Abstract:Finding dense subgraphs is a fundamental algorithmic tool in data mining, community detection, and clustering. In this problem, one aims to find an induced subgraph whose edge-to-vertex ratio is maximized.
We study the directed case of this question in the context of semi-streaming and massively parallel algorithms. In particular, we show that it is possible to find a $(2+\epsilon)$ approximation on randomized streams even in a single pass by using $O(n \cdot {\rm poly} \log n)$ memory on $n$-vertex graphs. Our result improves over prior works, which were designed for arbitrary-ordered streams: the algorithm by Bahmani et al. (VLDB 2012) which uses $O(\log n)$ passes, and the work by Esfandiari et al. (2015) which makes one pass but uses $O(n^{3/2})$ memory. Moreover, our techniques extend to the Massively Parallel Computation model yielding $O(1)$ rounds in the super-linear and $O(\sqrt{\log n})$ rounds in the nearly-linear memory regime. This constitutes a quadratic improvement over state-of-the-art bounds by Bahmani et al. (VLDB 2012 and WAW 2014), which require $O(\log n)$ rounds even in the super-linear memory regime.
Finally, we empirically evaluate our single-pass semi-streaming algorithm on $6$ benchmarks and show that, even on non-randomly ordered streams, the quality of its output is essentially the same as that of Bahmani et al. (VLDB 2012) while it is $2$ times faster on large graphs.
What problem does this paper attempt to address?
### What problem does this paper attempt to solve?

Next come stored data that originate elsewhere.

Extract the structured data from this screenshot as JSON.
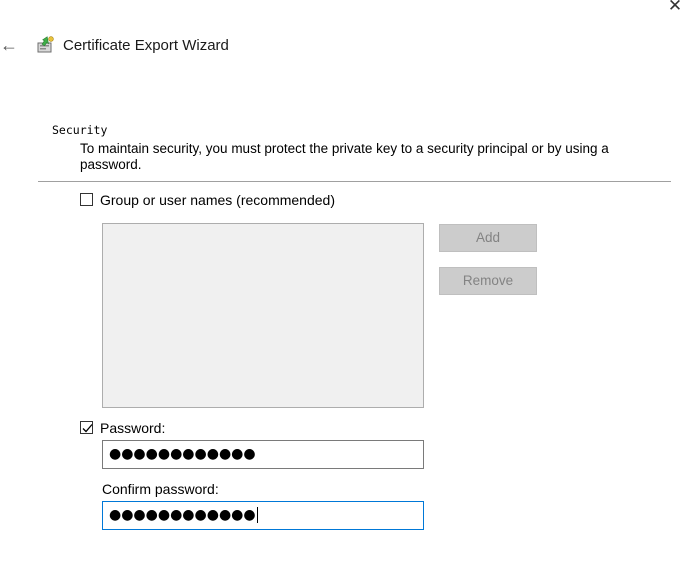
{
  "window": {
    "title": "Certificate Export Wizard",
    "close_glyph": "✕",
    "back_glyph": "←"
  },
  "header": {
    "heading": "Security",
    "description": "To maintain security, you must protect the private key to a security principal or by using a password."
  },
  "group_option": {
    "label": "Group or user names (recommended)",
    "checked": false,
    "items": []
  },
  "buttons": {
    "add": "Add",
    "remove": "Remove"
  },
  "password_option": {
    "label": "Password:",
    "checked": true,
    "value": "●●●●●●●●●●●●"
  },
  "confirm": {
    "label": "Confirm password:",
    "value": "●●●●●●●●●●●●"
  },
  "colors": {
    "accent": "#0078d7",
    "disabled_button": "#cccccc",
    "list_background": "#f0f0f0"
  },
  "icons": {
    "wizard": "certificate-icon",
    "back": "back-arrow-icon",
    "close": "close-icon",
    "check": "checkmark-icon"
  }
}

This paper aims to solve the problem of efficiently finding directed dense sub - graphs in large - scale graphs. Specifically, the researchers focus on how to quickly and effectively find dense sub - graphs in directed graphs in the semi - streaming model and the Massively Parallel Computation (MPC) environment.
#### Background and Motivation
1. **Importance of Dense Sub - graphs**:
- Dense sub - graph discovery is a fundamental tool in applications such as data mining, community detection, spam detection, fraud discovery, clustering, and graph compression.
- For undirected graphs, there are already many effective algorithms to find dense sub - graphs, but for directed graphs, the efficiency of existing methods is low, especially when dealing with large - scale graphs.
2. **Limitations of Existing Methods**:
- Existing semi - streaming algorithms either need to traverse the graph multiple times (such as Bahmani et al. [VLDB 2012]), or require a large amount of memory (such as Esfandiari et al. [2015]).
- In the MPC environment, existing directed dense sub - graph algorithms require a large number of rounds, especially in the near - linear memory case.
#### Main Contributions of the Paper
1. **Single - Pass Semi - streaming Algorithm**:
- A single - pass semi - streaming algorithm is proposed, which can output a (2 + ε)-approximate directed dense sub - graph with high probability on a randomized stream while using only O(n·poly log n) memory.
- This algorithm also performs very well on non - randomized streams, being twice as fast as Bahmani et al. [VLDB 2012] and having comparable or even higher accuracy.
2. **Improvements in the MPC Environment**:
- Under the super - linear memory condition, an O(1) - round MPC algorithm is proposed.
- Under the near - linear memory condition, an O(√log n) - round MPC algorithm is proposed, significantly reducing the round - complexity.
3. **Removal of the Assumption of the Optimal Ratio c**:
- By guessing the c value and running the algorithm, the assumption that the optimal ratio c is known is removed, obtaining a 2(1 + ε)√δ - approximate solution.
#### Summary
This paper significantly improves the efficiency of finding directed dense sub - graphs in large - scale graphs by proposing new semi - streaming and MPC algorithms, especially in the case of single - pass and low - memory requirements. These improvements are of great significance for processing modern large - scale directed graphs (such as social networks, email networks, etc.).